The IDFusion App works as a web service that analyzes three sources of data:
- Customer sourced application data,
- Internal company data, and
- External information sources, both public and private
As a prospective customer is completing their application, we take them through four analytical filters:
Entity Resolution – Are you who you say you are?
Linkage Analysis – What are you connected to?
Social Network Analysis – Who are you linked to and how strongly?
Predictive Analytics – What is your network doing? What are you likely to do?
- Are there any missing family members (teenagers)?
- Does the customer have multiple residences?
- Are they claiming the insured property is garaged at the rural residence?
- Do they have unreported accidents, citations or judgments relating to their driving?
- Have the vehicles they want to ensure been involved in any questionable events?
- Do their phone numbers, email addresses and places of employment match up?

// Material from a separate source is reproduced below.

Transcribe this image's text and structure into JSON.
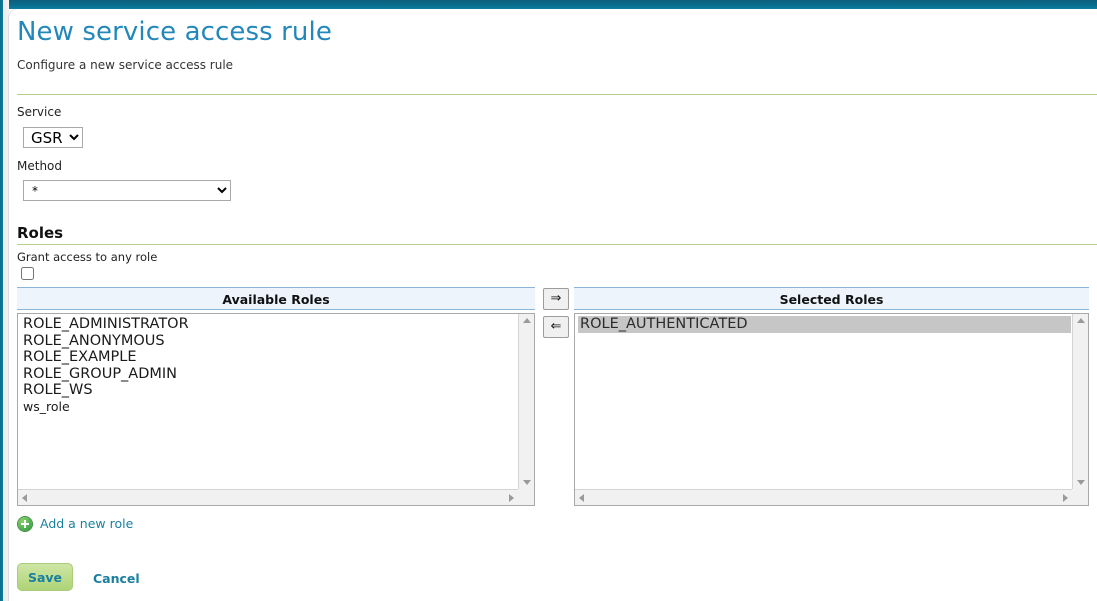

Obviously the less truthful a potential customer is during the application process, the more likely they will not be truthful when there is an issue or a claim.
Social Network Filter
But a customer could complete an application with information that checks out perfectly and still be intending fraud. Indeed the more sophisticated fraud efforts typically use “clean” identities. This is where Social Network or “Bad Crowd” analytics come into play. Typically even clean identities have connections – be they email addresses, phone numbers, employment or car repair addresses that are connected to other fraud attempts by other identities. The system analyzes these identity markers and maps them up against other known fraud nodes. The closer the connections between the applicant and various markers of know fraud, the higher the “Bad Crowd” index and the greater probability that this identity intends fraudulent activity.
By applying both the Veracity and Social Network screens in real time during the on line application process VeracityID is able to give its Insurance partners a much clearer picture of the fraud risk associated with a given application. This allows them to make a fact based decision both on whether to underwrite the risk and what price offer to make. By doing so, our Insurer partners avoid undertaking unreasonable risks, allowing their competitors who don’t use VeracityID to have them.
There is power in the data
As VeracityID signs up more Insurer partners in a given segment like personal lines automotive, we will be able to use the blinded data used in our process to provide Insurers with statistically valid models that they can use to assess and predict the likelihood of fraud based upon the overall veracity of the application and the ‘relational connectedness’ of the identity presented. This capability will pay significant dividends to early adopters but should eventually yield industry insights that hopefully will result in substantially less fraud for everyone, improving the insurance value proposition for insurers and customers alike.